Flash In Five

This month our Flash In Five comes from micro and flash fiction writer James Montgomery

Boys In Boxes (2023) (click title to read)

Idea: Satisfyingly, the idea for this flash started with the very final line: ‘our real lives are waiting, new and ours and unboxed’. I didn’t know what I wanted to do with that line for quite a while, but I knew there was something there, particularly in the use of the word ‘unboxed’. It intrigued me. Originally, I’d thought of doing some kind of story about dolls (?!) but – even before putting fingers to keyboard – I knew it lacked any kind of emotional resonance, at least for me. I hadn’t found the heart of the story. So, I left it alone for a while. A lot of my flashes start in this way; a phrase or collection of words that come to me when I’m doing anything but writing, which keeps me curious.

Development: One evening, I came across an article about those who had died from AIDS in New York in the late 1980s. Unclaimed bodies were sent to Hart Island to be buried in anonymity in a mass grave. The stigma and lifestyle associated with AIDS during this time meant many who died were estranged from their families. Furthermore, private burials were difficult to arrange, as many funeral directors refused to handle AIDS corpses or charged much higher fees. As a gay man, this broke me. Also, I couldn’t imagine how challenging it must have been coming to terms with your sexuality against this backdrop – although, having grown up in the 90s, I certainly experienced its aftereffects. The fact that so many victims were buried in mass graves, without even a coffin – or ‘box’… You can see how my brain started to join the dots together.

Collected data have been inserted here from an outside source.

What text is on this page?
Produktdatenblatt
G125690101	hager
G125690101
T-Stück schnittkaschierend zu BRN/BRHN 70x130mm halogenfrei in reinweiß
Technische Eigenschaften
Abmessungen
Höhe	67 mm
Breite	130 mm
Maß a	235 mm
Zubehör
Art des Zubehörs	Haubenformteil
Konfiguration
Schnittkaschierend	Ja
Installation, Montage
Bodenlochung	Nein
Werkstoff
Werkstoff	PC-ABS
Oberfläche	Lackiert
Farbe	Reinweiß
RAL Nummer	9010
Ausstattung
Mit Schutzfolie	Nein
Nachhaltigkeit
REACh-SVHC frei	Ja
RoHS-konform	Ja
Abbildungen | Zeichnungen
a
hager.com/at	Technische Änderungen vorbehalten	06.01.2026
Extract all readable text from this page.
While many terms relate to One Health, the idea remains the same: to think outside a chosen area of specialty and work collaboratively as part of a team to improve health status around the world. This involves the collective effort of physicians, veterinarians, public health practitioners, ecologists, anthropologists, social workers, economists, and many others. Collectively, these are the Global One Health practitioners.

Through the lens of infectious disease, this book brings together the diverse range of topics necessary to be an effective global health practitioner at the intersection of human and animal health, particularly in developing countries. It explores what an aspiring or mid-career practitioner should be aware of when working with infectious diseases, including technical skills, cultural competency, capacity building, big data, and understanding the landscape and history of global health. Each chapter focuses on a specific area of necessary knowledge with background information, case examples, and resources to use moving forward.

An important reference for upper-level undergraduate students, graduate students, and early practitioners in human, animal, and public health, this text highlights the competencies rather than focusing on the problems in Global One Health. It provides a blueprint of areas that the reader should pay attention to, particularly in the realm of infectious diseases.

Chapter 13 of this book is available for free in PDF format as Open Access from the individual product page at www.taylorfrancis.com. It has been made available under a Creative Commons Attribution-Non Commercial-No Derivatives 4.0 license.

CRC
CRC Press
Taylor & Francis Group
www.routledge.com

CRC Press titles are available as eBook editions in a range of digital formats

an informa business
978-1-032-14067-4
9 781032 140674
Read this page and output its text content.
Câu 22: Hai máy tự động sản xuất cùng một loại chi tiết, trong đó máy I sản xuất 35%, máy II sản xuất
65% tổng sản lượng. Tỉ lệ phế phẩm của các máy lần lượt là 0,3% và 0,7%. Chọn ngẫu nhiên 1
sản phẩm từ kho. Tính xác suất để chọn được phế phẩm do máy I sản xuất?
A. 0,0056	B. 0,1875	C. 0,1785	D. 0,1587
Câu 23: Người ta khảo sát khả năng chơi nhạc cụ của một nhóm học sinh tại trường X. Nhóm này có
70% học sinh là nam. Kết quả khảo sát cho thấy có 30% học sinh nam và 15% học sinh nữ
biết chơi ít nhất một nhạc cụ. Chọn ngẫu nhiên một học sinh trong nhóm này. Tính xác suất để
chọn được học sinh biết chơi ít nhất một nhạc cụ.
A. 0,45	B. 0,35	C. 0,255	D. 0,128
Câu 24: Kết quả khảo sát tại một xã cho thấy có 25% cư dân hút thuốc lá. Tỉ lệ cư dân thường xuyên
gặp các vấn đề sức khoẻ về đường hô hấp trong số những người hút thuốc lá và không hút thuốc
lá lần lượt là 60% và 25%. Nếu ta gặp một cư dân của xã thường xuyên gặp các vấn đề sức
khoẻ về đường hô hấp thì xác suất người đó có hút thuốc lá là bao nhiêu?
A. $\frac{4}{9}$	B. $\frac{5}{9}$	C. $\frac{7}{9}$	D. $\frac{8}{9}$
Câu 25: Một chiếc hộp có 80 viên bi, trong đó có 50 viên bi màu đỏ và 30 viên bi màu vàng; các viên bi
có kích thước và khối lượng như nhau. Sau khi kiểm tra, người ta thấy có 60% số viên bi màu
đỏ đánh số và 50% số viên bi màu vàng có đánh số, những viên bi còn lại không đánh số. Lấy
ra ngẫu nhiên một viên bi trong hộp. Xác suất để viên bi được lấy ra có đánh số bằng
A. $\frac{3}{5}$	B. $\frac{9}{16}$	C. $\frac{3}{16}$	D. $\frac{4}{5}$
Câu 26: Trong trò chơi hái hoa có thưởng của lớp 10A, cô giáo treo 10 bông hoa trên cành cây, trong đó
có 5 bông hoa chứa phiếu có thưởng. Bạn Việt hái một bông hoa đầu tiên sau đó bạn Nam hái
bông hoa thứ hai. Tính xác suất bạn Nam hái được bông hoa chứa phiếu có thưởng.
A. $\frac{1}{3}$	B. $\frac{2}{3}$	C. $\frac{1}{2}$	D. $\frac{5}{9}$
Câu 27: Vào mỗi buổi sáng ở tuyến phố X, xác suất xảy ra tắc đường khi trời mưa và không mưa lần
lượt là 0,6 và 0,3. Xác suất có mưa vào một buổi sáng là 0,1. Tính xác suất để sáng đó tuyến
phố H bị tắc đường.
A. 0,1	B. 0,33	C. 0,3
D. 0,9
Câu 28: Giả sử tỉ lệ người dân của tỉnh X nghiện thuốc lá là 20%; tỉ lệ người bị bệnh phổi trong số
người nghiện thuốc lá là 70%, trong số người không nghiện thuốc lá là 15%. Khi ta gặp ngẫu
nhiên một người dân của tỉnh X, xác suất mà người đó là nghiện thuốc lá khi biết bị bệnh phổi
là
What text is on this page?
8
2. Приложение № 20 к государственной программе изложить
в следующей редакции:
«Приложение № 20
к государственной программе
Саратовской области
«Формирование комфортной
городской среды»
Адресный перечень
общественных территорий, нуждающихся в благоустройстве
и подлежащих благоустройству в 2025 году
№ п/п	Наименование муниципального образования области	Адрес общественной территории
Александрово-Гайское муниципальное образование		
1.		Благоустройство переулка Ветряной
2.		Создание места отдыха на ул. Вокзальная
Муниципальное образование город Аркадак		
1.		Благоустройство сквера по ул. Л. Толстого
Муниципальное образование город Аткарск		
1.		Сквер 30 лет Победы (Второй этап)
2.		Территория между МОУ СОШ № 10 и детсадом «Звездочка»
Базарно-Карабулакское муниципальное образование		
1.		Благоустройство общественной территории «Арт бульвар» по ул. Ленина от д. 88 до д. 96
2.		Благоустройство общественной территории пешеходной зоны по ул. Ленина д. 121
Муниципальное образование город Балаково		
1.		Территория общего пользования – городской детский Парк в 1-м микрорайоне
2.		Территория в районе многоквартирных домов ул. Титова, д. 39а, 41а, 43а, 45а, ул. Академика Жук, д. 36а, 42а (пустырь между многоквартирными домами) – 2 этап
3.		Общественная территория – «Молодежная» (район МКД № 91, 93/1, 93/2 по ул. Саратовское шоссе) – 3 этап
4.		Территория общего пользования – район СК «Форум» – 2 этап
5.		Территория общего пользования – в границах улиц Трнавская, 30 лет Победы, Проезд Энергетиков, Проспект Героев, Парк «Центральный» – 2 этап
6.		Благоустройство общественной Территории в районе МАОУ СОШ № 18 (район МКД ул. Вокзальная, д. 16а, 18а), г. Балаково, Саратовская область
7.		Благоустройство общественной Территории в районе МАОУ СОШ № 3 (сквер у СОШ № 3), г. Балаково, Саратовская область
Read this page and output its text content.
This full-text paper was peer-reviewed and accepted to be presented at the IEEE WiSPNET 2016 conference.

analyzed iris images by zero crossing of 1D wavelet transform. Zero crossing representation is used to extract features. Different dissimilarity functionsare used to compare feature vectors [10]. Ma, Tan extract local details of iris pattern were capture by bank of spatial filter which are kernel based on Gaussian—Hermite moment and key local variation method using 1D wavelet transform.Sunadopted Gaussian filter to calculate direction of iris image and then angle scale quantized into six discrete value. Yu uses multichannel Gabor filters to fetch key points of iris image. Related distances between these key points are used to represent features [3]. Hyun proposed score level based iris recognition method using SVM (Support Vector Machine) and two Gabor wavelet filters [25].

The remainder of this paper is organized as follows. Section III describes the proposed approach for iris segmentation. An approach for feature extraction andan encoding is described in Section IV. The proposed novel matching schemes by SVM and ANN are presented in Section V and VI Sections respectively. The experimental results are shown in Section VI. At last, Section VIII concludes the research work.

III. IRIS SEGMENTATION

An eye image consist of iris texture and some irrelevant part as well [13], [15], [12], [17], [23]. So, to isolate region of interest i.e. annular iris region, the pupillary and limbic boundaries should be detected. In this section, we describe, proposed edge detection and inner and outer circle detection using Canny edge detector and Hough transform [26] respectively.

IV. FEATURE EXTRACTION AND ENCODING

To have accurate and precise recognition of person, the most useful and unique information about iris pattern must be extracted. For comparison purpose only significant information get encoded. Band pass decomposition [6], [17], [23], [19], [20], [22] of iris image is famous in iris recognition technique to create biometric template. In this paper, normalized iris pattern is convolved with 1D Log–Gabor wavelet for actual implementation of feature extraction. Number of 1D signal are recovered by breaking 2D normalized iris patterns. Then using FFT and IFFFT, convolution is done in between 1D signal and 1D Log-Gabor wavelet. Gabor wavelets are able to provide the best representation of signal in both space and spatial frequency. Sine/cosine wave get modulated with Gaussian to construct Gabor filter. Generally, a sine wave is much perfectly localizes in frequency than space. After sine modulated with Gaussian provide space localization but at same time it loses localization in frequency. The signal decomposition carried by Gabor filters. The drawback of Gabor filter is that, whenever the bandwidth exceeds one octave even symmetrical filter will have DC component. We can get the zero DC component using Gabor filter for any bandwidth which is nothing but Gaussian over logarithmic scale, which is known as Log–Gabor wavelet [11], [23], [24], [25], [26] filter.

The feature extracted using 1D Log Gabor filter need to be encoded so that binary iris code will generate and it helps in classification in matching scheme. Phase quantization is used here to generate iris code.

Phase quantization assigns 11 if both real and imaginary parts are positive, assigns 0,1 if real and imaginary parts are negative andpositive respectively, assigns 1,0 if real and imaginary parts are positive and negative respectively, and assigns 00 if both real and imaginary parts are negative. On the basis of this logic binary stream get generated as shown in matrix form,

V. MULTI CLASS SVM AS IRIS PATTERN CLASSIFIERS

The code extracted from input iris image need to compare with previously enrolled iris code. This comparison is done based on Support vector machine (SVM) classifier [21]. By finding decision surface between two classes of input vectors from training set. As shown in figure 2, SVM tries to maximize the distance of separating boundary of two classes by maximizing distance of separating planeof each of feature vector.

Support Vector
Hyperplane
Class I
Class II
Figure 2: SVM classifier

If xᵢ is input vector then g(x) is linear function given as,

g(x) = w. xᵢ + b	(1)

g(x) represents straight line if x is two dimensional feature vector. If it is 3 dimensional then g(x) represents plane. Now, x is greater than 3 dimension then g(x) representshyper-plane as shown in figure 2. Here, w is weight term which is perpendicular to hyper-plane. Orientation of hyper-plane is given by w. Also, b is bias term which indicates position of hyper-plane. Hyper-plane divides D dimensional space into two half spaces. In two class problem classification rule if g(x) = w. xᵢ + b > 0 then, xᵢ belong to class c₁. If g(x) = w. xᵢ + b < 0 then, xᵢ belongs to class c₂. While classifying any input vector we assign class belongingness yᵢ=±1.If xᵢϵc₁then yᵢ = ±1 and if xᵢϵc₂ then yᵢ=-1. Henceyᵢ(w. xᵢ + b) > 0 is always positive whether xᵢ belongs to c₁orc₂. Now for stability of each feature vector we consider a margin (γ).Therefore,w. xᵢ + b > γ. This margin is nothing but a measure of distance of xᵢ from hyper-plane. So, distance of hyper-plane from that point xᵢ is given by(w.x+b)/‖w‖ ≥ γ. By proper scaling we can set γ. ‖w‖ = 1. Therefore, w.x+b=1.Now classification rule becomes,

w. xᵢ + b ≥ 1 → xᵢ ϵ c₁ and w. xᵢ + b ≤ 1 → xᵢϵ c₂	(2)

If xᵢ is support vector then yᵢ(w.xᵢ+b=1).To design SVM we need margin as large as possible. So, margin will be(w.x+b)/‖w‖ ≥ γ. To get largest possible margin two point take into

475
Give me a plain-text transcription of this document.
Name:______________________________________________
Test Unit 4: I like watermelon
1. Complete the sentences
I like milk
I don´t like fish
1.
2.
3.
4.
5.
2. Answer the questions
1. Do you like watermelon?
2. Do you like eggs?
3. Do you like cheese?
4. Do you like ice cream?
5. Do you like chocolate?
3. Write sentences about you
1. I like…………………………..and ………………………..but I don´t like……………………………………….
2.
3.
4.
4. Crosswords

Editing: The decision to use first-person plural was fairly instant, as well as the title. I also quickly knew I wanted to use boxes as a repeating motif, to capture pivotal moments during the lives of these boys as they grow up and approach adulthood. I struggled with the first line to begin with, wanting to make the point that so many of these men were buried without even the dignity of a coffin, but it was a challenge to quickly orientate the reader and do all the things good flash should, plus include this kind of detail for the reader without any kind of context. There were also a couple of instances where I was trying to shoehorn the ‘box’ element in a tad too much. In an earlier form, that final sentence began, ‘We free our favourite cassette from its box’, but someone in my writing group pointed out that I needed to trust the reader more; they would recognise this motif even without it being explicitly stated. Also, it meant that the final ‘unboxed’ felt more earned when it arrived. My friend Sherry Morris provided excellent, thoughtful feedback, and my writing group Flash Corral helped further refine it.

Looking back, there were two editing tips that really helped me, which I can recommend. First of all – and we’ve all heard this one repeatedly – but I read it out loud again and again and again, which helped get the rhythm just right. Secondly, and this is a little more unusual, but I became obsessed with a certain pop song around the time when I was writing this story. I would have the song playing on repeat in the background while I worked on it. I’m not going to reveal which song it was, but the track has a yearnful quality to it, which absolutely complemented the tone of this piece. It also helped me find the voice and feel of this story when coming back to working on it. This may be a technique other writers find useful when editing?

Submitting: I’d submitted to the quarterly Reflex Fiction competition a couple of times and never had any joy. Then Reflex announced its winter 2022 round would be the final one, and I knew I needed to have this story ready to submit. Over time, I’ve learned that having a hard and fast deadline is the best motivator for getting anything finished.

Reflections: I feel there’s so much you can learn from just drafting a single story. With this one, I feel like I learned a lot about the power of a motif, the impact sound and rhythm can have, and how infusing sentences with double-meaning can do so much heavy-lifting. I’m still pleased with lines like, ‘as everyday as pouring the last remains of dust from a cereal box’, and what that implies in the context of the story, and these boys smoking a cigarette with ‘Tommy or Rico or Scott’, breathing in ‘how it smoulders – the hit, the rush…’ These kinds of dual layers make a story so much richer. It’s a special story for me and, as it stands, it’s probably the flash I’m most proud of.

James Montgomery lives in Stafford, England. He writes flash fiction and micro fiction. To date, his stories have appeared in Reflex Fiction,Gone Lawn, Maudlin House and elsewhere. He is a Pushcart Prize and Best of the Net nominee. In 2021, he won the Best Micro Fiction Prize at the Retreat West Awards for ‘The Only Way I Can Make Sense of the Word ‘Recovery’ is to Smash it into Pieces’. He is a member of the Betas & Bludgers and Flash Corral writing groups.

Outside of writing, James works full-time for a leading and award-winning B2B marketing consultancy, directing energy, technology and engineering brands on their content marketing strategies. He has a CIM Diploma in Professional Marketing from the Oxford College of Marketing, an MA degree in Journalism from Staffordshire University, and a First Class BA degree in English Literature from Lancaster University.